What are the pitfalls CTOs and CIOs need to be aware of when implementing a machine learning strategy in their businesses or organisations?
The IT industry loves a bandwagon, and right now, they don’t come much bigger than the one that AI and ML are riding into the world of business, and everyone seems to be scrambling to jump on. AI and ML are transformational technologies and probably the most critical technologies on the planet right now, but that doesn’t make them the right tool for every job. L requires data and lots of it. If you don’t have enough data, your models won’t be reliable. If your data is of low quality, then your results won’t be any better.
These are apparent pitfalls and offer no real change from the garbage in/garbage out principle that CTOs and CIOs have been aware of for decades. What is novel, however, is a new world of moral and ethical issues that will likely be new to most organisations. Data is the lifeblood of ML and with it comes a range of issues that really need to be understood by most organisations.
There are important decisions to be made about how the data you already hold could be used, remember that GDPR exists for a reason and you need to consider the implications of how you choose to use and store data as a result. Equally, data is inherently biased (because it is scoped, generated and collected by humans) and those biases will always find their way into your results.
How does machine learning integrate with the other technologies businesses are using as they continue to digitise?

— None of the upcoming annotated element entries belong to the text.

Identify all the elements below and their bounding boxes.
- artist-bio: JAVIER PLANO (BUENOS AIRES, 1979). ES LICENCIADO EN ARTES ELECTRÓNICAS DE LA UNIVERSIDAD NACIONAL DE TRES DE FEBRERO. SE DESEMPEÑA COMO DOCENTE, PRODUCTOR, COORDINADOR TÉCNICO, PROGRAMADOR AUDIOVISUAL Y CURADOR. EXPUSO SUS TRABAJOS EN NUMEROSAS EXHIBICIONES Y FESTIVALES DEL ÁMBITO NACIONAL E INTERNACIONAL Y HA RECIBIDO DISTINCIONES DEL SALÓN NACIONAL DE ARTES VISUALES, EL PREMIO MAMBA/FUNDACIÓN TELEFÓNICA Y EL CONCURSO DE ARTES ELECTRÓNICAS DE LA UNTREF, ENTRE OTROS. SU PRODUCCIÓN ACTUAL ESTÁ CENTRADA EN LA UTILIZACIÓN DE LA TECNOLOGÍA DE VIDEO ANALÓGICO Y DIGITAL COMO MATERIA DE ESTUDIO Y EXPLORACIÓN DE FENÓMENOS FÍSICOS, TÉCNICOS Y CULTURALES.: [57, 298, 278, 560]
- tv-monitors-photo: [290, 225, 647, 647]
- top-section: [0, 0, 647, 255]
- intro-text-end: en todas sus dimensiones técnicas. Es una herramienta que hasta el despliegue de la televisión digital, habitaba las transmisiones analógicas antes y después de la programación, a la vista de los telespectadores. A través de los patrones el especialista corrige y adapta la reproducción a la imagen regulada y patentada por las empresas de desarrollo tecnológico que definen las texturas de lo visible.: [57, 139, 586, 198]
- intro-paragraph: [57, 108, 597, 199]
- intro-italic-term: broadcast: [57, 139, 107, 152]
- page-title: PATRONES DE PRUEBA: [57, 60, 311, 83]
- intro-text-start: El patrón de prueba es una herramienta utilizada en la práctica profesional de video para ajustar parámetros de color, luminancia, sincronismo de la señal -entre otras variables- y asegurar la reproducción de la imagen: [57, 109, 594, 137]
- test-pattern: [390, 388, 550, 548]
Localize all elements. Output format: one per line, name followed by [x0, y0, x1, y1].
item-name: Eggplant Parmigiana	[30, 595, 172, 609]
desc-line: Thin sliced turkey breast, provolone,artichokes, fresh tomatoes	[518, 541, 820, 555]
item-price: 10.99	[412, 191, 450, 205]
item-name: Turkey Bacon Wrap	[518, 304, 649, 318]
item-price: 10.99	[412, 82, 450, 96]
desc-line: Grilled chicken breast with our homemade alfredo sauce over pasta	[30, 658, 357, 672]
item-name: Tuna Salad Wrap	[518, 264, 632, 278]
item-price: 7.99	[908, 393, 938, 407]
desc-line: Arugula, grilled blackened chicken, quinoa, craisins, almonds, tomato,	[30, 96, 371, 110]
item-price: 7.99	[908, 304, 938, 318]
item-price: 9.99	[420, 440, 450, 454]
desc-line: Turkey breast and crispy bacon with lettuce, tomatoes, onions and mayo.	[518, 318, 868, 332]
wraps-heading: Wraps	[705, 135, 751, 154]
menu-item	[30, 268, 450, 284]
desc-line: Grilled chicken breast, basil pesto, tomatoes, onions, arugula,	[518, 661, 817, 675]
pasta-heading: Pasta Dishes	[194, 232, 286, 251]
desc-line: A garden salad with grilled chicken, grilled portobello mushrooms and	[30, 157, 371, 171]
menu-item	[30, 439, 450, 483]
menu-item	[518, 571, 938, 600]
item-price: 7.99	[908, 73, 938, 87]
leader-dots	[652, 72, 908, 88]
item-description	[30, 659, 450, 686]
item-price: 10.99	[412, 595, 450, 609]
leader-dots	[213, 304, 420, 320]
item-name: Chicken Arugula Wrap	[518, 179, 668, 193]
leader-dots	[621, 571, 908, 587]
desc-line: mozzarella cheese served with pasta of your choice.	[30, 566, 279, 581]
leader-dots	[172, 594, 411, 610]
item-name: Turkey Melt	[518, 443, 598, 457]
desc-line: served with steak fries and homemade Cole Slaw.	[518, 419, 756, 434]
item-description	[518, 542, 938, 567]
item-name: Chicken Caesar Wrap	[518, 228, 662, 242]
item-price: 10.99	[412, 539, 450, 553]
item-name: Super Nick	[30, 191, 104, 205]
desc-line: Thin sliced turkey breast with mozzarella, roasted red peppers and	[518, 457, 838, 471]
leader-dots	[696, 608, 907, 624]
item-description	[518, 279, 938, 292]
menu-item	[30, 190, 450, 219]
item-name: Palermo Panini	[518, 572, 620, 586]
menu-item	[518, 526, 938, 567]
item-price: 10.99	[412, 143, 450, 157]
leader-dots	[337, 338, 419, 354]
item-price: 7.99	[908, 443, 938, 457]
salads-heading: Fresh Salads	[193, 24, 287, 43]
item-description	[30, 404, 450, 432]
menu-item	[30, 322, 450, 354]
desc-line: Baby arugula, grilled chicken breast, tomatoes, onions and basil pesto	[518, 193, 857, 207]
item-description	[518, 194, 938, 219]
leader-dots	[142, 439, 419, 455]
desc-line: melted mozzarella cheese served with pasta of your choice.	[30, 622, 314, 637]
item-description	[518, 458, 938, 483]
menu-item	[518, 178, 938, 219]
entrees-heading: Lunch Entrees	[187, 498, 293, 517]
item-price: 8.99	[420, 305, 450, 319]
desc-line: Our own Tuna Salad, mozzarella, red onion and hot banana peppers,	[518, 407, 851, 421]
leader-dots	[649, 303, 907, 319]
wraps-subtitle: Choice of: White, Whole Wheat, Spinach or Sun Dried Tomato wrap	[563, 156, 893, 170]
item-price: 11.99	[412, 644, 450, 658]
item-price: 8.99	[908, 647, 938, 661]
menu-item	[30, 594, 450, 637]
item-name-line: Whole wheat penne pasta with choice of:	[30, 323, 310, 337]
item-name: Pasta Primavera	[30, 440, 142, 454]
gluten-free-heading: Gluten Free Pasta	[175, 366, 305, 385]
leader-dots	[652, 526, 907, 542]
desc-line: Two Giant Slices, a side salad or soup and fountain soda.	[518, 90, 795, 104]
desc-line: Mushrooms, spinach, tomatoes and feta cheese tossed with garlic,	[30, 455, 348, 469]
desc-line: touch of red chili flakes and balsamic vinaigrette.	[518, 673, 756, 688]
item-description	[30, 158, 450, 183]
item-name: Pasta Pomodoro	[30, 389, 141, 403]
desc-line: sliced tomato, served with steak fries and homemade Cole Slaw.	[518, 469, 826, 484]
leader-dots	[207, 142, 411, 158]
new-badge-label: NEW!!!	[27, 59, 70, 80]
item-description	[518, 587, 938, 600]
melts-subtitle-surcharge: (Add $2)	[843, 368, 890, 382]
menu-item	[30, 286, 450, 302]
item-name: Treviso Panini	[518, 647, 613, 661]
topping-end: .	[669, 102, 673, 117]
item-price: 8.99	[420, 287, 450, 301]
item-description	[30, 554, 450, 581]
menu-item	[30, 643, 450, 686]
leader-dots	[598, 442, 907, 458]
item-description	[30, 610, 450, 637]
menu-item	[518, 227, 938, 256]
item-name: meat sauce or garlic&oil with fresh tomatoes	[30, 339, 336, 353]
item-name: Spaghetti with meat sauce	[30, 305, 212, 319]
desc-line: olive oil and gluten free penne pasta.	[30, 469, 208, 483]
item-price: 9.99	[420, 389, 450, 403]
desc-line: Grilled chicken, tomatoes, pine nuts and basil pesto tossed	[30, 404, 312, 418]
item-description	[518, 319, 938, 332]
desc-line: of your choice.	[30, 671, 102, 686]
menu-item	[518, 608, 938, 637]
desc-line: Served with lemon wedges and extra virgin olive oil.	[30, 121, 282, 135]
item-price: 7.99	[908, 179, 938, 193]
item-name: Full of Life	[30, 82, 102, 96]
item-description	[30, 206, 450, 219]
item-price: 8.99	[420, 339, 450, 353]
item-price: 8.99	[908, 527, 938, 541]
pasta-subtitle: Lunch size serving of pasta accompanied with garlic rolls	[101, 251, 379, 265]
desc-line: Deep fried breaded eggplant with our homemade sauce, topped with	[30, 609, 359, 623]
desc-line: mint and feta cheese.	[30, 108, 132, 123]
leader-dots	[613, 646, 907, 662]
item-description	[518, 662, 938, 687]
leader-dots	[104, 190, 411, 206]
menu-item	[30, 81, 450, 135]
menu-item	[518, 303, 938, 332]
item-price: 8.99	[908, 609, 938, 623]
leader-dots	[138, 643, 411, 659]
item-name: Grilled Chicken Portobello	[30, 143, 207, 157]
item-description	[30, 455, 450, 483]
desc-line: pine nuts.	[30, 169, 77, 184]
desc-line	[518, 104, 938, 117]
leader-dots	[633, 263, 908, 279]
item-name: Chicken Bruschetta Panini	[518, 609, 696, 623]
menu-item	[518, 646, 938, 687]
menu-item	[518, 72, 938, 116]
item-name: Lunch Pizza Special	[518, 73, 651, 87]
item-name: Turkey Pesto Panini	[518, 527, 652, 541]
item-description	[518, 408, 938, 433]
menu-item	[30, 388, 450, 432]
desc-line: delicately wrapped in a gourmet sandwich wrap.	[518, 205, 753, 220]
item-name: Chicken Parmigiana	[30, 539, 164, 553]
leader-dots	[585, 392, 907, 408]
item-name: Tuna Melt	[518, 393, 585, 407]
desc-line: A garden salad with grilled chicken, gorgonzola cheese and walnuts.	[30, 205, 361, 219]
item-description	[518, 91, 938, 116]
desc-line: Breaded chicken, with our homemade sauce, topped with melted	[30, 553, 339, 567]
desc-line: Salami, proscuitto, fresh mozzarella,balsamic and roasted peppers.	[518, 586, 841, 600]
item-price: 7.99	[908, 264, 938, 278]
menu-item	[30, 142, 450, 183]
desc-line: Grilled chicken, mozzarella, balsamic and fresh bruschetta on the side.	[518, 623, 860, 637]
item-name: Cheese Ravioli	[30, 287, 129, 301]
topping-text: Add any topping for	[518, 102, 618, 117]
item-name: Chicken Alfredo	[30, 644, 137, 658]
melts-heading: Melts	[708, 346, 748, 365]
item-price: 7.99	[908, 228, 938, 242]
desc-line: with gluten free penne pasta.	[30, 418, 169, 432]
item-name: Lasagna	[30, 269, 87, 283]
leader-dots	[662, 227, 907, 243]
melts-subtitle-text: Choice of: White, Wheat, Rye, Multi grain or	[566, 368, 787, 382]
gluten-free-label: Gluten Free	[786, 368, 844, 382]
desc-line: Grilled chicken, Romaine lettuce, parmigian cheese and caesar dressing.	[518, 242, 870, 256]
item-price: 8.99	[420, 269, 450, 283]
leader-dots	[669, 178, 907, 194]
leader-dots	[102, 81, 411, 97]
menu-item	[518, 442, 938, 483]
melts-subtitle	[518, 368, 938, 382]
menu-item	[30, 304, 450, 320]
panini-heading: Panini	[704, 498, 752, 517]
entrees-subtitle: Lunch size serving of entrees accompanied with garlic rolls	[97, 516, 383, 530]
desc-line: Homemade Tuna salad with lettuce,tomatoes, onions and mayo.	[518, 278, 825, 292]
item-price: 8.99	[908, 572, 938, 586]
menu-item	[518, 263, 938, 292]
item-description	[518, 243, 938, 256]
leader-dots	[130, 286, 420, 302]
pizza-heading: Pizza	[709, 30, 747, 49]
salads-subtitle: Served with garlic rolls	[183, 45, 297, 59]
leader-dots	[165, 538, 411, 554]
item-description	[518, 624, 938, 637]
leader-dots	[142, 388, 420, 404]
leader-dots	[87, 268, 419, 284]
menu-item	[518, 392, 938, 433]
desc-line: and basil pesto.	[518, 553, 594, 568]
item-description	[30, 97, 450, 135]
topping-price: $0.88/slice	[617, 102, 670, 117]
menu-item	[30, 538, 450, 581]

Invented in the 1950s, Machine Learning is a relatively old technology, but it has been brought to prominence recently by advances (or even with the general availability of) the cloud. ML and the cloud go hand in hand, from being able to store datasets whose capacity would leave most on-premise storage managers in tears through to scalable compute cycles that enable ML algorithms to find the elusive needle in the data haystack.
ML and the cloud go hand in hand and need to be part of any organisation’s overall technology architecture. At one end, the reality is that you will need to be able to deploy various uses of ML right across your business and at the other, it’s inevitable that those ML algorithms are going to need different aspects of the same organisational pool of data. Creating a data strategy (and a supporting data architecture) are the critical success factors for any organisation seeking to put ML at the heart of their business.
How do you think machine learning will develop over the next few years?
Machine Learning is going to grow in prominence and mature over the next few years, but perhaps the most significant developments will be around how organisation deal with the more complex social, moral and ethical challenges that the technology brings with it.
Creating algorithms that are free from bias and that respect the data rights of the individual are all on the road map, but so too are issues captured beautifully by Jeff Goldblum’s classic “Jurassic Park” principle (just because you can do something, it doesn’t mean you should) – facial recognition is an excellent example of machine learning-based technology that is going through that principle right now.
The answers aren’t always going to be clear cut, but the only way forward is to make sure that you table the debate with a broad range of stakeholders inside and outside of your business to ensure you can come to an answer that is right for everyone.